We consider the Distinct Shortest Walks problem. Given two vertices $s$ and $t$ of a graph database $\mathcal{D}$ and a regular path query, enumerate all walks of minimal length from $s$ to $t$ that carry a label that conforms to the query. Usual theoretical solutions turn out to be inefficient when applied to graph models that are closer to real-life systems, in particular because edges may carry multiple labels. Indeed, known algorithms may repeat the same answer exponentially many times. We propose an efficient algorithm for multi-labelled graph databases. The preprocessing runs in $O{|\mathcal{D}|\times|\mathcal{A}|}$ and the delay between two consecutive outputs is in $O(\lambda\times|\mathcal{A}|)$, where $\mathcal{A}$ is a nondeterministic automaton representing the query and $\lambda$ is the minimal length. The algorithm can handle $\varepsilon$-transitions in $\mathcal{A}$ or queries given as regular expressions at no additional cost.

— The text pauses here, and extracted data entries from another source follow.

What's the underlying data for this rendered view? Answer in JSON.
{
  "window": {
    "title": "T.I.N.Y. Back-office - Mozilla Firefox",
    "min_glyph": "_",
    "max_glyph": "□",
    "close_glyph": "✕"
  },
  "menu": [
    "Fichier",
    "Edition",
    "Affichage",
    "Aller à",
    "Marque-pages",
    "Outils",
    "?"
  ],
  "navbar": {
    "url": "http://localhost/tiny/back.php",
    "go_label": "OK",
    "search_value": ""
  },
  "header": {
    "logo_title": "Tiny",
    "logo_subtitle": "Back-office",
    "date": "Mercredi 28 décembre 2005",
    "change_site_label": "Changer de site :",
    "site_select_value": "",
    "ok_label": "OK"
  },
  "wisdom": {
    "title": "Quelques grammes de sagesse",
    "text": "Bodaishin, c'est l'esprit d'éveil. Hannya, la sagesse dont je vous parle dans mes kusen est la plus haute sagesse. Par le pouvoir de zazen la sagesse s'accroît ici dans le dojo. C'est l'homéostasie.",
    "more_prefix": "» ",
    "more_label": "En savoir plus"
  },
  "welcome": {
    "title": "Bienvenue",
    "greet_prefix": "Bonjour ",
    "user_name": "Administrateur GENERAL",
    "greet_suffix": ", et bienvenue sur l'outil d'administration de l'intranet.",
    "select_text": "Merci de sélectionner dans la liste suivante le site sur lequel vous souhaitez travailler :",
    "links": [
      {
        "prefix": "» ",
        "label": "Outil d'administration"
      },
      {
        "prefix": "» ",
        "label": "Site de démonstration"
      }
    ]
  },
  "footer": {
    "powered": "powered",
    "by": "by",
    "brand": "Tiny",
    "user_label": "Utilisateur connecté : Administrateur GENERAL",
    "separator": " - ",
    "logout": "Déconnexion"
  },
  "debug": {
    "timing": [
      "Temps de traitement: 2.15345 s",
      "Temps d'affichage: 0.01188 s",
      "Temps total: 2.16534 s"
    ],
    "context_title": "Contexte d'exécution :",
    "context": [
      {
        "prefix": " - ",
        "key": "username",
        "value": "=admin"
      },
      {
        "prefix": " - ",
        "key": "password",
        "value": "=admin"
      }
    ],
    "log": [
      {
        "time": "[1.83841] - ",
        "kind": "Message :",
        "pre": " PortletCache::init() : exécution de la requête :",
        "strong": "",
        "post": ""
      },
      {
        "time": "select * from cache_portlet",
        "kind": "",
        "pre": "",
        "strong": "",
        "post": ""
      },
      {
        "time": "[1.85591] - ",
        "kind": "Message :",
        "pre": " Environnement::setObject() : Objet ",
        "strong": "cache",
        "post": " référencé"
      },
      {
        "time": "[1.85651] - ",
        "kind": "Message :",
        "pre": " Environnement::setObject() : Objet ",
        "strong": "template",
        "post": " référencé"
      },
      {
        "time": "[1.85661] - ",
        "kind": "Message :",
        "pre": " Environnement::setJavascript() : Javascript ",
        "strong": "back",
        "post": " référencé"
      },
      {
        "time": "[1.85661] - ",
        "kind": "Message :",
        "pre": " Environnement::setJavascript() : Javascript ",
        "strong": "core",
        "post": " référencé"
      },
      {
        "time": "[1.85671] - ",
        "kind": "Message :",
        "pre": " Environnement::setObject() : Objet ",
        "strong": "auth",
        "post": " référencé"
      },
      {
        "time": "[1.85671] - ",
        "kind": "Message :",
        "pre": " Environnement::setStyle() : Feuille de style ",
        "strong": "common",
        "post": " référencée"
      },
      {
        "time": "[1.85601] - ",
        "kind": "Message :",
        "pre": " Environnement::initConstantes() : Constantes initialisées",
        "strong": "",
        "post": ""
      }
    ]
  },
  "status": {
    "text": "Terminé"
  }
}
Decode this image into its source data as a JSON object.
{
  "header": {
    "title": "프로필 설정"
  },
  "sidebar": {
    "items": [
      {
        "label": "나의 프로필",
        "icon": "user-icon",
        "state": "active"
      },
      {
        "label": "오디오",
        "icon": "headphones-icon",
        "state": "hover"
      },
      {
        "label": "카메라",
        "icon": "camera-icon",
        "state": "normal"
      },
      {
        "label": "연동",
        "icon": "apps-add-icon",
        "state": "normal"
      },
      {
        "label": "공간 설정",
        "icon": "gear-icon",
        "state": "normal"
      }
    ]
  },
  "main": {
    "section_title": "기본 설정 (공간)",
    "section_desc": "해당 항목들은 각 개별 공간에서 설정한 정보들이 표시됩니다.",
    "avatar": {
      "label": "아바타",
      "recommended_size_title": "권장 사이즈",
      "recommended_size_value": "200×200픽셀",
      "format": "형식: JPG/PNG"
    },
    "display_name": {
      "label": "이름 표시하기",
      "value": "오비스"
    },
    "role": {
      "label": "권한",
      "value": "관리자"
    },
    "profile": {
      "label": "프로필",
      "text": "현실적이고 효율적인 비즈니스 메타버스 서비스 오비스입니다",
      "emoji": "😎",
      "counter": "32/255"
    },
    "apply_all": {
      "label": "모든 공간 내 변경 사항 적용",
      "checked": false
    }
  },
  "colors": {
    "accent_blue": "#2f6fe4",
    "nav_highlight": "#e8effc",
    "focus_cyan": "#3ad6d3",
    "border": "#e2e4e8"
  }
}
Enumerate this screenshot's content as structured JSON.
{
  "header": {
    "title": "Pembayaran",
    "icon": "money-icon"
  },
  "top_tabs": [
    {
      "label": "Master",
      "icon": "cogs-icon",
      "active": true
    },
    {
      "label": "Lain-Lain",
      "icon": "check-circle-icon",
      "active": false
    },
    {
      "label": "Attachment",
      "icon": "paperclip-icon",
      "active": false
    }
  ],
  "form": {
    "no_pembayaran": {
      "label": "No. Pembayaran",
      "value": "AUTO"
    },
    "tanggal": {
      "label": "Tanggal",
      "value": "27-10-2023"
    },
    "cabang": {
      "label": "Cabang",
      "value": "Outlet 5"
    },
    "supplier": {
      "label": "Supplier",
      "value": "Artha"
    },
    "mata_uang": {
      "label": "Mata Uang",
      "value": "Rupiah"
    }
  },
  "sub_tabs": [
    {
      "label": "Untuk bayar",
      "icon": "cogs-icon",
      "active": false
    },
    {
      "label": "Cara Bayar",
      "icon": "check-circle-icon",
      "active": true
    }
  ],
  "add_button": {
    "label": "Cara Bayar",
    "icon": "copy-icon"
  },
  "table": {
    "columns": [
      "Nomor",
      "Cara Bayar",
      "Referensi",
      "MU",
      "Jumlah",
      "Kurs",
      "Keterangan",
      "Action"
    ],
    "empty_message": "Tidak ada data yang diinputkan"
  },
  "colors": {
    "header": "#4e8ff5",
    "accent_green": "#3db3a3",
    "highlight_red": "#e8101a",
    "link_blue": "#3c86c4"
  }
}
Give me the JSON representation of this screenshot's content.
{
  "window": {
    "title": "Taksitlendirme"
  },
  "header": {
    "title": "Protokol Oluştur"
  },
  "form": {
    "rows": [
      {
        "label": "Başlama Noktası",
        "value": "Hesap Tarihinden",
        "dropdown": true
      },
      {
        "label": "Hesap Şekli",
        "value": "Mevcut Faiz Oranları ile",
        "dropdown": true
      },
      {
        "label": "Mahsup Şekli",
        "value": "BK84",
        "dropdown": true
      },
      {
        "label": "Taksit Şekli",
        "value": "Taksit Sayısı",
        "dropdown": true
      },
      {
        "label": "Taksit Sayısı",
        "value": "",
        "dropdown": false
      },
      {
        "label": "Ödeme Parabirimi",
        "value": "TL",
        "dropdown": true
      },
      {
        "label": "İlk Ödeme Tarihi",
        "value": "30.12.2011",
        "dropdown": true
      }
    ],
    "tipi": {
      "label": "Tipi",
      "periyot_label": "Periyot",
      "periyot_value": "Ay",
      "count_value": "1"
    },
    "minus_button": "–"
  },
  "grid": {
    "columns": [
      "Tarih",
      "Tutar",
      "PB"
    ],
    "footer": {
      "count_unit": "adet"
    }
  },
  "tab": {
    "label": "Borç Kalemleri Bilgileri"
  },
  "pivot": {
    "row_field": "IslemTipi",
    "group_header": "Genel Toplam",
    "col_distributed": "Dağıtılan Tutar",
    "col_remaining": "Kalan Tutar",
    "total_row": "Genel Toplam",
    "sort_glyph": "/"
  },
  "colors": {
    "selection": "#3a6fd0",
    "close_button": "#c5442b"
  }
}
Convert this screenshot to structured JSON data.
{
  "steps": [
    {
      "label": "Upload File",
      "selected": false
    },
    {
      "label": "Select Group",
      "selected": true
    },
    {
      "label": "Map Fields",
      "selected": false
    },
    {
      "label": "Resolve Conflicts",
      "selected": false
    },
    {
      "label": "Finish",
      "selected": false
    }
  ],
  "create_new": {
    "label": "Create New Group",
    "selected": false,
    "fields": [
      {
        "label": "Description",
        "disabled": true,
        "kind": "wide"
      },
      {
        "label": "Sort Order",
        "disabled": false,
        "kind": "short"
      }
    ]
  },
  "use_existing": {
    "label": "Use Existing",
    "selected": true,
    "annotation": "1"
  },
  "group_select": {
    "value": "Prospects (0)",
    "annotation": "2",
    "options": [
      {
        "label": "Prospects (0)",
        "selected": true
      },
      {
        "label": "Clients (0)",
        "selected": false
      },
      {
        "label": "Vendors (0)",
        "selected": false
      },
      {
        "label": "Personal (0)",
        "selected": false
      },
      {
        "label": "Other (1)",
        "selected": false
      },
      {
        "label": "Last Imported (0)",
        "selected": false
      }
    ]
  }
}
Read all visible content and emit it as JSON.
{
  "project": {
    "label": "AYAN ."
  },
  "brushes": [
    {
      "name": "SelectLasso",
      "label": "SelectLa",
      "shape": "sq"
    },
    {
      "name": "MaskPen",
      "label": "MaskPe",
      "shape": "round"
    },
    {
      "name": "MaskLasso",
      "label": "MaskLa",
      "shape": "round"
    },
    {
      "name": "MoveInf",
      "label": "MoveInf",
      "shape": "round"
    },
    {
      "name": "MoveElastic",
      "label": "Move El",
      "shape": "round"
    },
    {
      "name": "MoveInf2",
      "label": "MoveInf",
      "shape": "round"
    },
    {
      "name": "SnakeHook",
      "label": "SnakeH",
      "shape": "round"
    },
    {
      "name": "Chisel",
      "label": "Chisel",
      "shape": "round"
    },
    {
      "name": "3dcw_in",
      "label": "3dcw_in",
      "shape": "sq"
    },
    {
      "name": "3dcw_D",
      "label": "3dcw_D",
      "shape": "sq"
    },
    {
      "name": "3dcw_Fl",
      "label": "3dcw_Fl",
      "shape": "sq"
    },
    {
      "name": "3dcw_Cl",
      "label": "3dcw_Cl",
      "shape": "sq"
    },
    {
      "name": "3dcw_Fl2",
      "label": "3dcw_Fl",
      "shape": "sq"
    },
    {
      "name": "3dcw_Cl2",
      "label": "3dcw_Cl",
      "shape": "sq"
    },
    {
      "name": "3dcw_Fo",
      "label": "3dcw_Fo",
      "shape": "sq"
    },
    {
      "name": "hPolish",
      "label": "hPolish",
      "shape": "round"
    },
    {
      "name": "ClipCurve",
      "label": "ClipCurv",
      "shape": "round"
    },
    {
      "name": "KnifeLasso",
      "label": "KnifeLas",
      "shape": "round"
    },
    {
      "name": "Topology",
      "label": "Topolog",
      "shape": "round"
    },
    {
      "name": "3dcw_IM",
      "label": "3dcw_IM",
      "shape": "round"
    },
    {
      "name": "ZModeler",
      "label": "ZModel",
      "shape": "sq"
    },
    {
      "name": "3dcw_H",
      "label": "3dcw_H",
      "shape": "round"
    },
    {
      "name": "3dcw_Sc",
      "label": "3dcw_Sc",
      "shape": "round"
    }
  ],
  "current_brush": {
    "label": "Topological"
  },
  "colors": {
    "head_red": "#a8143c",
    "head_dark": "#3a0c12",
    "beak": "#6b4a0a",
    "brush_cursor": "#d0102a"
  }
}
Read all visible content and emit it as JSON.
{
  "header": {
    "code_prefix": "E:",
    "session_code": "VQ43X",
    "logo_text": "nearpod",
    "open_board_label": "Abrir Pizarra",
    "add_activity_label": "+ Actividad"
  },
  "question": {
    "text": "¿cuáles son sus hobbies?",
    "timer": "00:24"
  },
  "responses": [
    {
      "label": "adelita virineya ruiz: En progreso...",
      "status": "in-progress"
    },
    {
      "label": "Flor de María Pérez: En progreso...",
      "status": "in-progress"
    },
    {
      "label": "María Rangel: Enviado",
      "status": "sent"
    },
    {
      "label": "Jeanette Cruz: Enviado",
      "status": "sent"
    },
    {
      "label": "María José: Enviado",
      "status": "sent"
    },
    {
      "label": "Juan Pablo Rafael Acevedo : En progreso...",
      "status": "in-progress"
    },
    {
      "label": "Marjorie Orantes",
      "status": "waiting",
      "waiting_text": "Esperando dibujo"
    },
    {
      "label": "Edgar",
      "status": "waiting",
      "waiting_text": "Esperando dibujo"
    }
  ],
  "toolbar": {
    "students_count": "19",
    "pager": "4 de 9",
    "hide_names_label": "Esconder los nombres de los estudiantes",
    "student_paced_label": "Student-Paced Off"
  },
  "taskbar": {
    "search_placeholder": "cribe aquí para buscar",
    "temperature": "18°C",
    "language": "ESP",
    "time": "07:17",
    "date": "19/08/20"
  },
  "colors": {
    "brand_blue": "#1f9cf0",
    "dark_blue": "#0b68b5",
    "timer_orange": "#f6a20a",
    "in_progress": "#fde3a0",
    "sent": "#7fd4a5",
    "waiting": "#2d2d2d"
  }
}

翻译：我们考虑不同最短路径问题。给定图数据库$\mathcal{D}$中的两个顶点$s$和$t$以及一条正则路径查询，枚举所有从$s$到$t$且标签符合查询条件的最短长度路径。常规理论解决方案在应用于更接近真实系统的图模型时效率低下，特别是因为边可能携带多个标签。事实上，已知算法可能会以指数级次数重复相同的答案。我们提出了一种针对多标签图数据库的高效算法。预处理过程的时间复杂度为$O{|\mathcal{D}|\times|\mathcal{A}|}$，而两次连续输出之间的延迟为$O(\lambda\times|\mathcal{A}|)$，其中$\mathcal{A}$是表示查询的非确定性自动机，$\lambda$为最小路径长度。该算法能以无额外代价的方式处理$\mathcal{A}$中的$\varepsilon$转换或作为正则表达式给出的查询。